In the early days, when visiting from France, I remember recognizing the restaurant menus composed with a Mac. Graphics, fonts, MacWrite, and the ImageWriter were making their mark. The Macintosh could take off without waiting for Lotus Jazz to ship. Unfortunately, there were three perverse effects. First, the bundle was allowed to last for too long, thus discouraging efforts to develop similar applications, especially from the smaller, more innovative authors and publishers. Second, this form of protectionism, of monopoly, provided no incentive to the marketplace, no sense of urgency in improving the bundled products. As a result, MacDraw, MacPaint, and MacWrite, once they lost their protected 100 percent market share, never recovered a leadership position. Third, the bundling involved cushy deals for the authors. Some were Apple employees. Not a healthy situation. Its complications revisited Apple at the time of the HyperCard bundle, with the same results all around.
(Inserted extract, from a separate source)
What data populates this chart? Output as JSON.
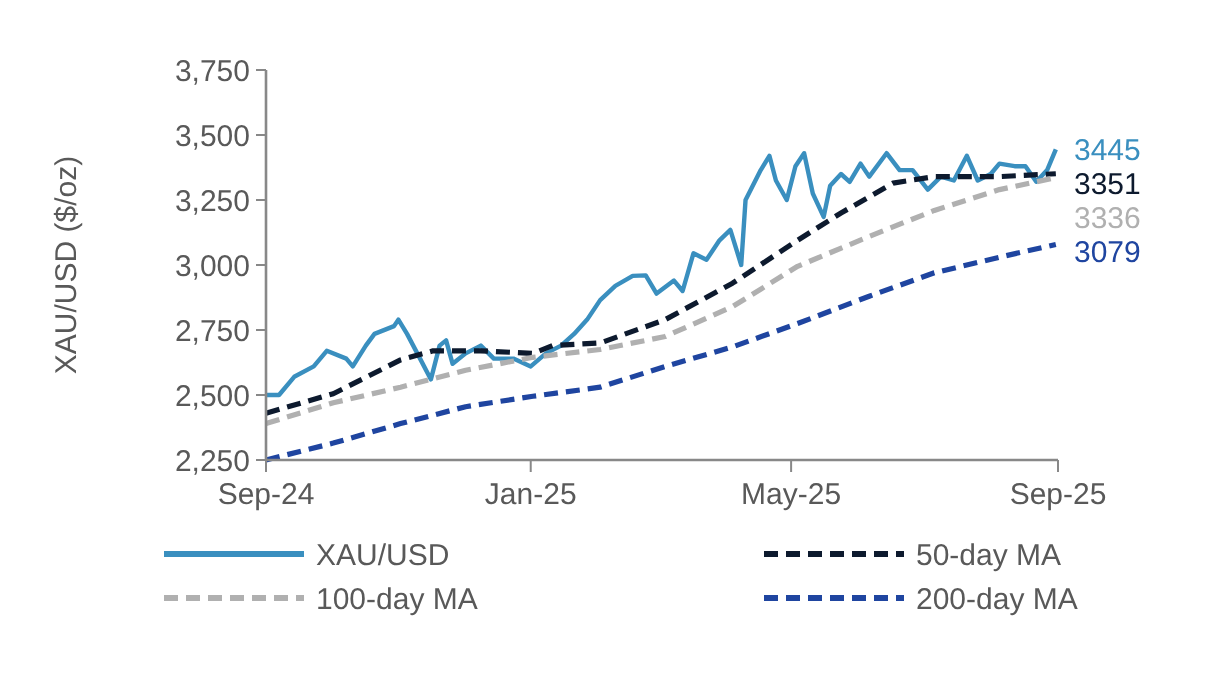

If by now you're beginning to think I'm not wholeheartedly committed to bundles... read on. We've been careful to represent the BeBox as an infant product, not ready yet for the mainstream, for C++ programmers only. Some program for themselves, for a project of their own. Some write code for others, they're software developers. And we've been careful to state there were no applications initially, thus avoiding the consequences of the third lie. Yet, with a few hundred machines in the hands of independent developers, applications are starting to emerge in early stages of their development. Does it mean we'll yield to the temptation and bundle a few exemplary programs in order to stimulate sales and give examples of our product's most attractive features? We won't need to. This time around, we have the web and, with it, instant dissemination of information, access to demo versions of new applications. And an inexpensive, worldwide distribution channel for the full product. In a slightly modified version of this structure, our agreement with Metrowerks provides we ship a CodeWarrior starter kit of the Be native version of their IDE.

"Starter kit" means you must buy the full product for industrial-strength development. As far as the applets we've developed are concerned, we intend to leave the better ones with the product—along with source code on our web site. Thus, if you don't like the way it behaves, have a go at it. Get the source and remind us of our limitations! Does it mean we'll never, never bundle an application? One should never say never, of course, but I seriously doubt you'll see us repeat a Write, Paint, Draw scenario. And we know how platforms evolve. From time to time, optional capabilities become part of the system, with varying degrees of success. Mail integration comes to mind, with PowerTalk, now abandoned, and Exchange, more successful. Yet Eudora Pro is so good I'm no more likely to abandon it on my Windows 95 system than on my Mac, recognizing other users will pick the base system offering, at least on Windows. In other words, no to Write, perhaps to Exchange—metaphorically speaking only. Your comments and suggestions are welcome, as always. We're small and hungry enough to actually use them.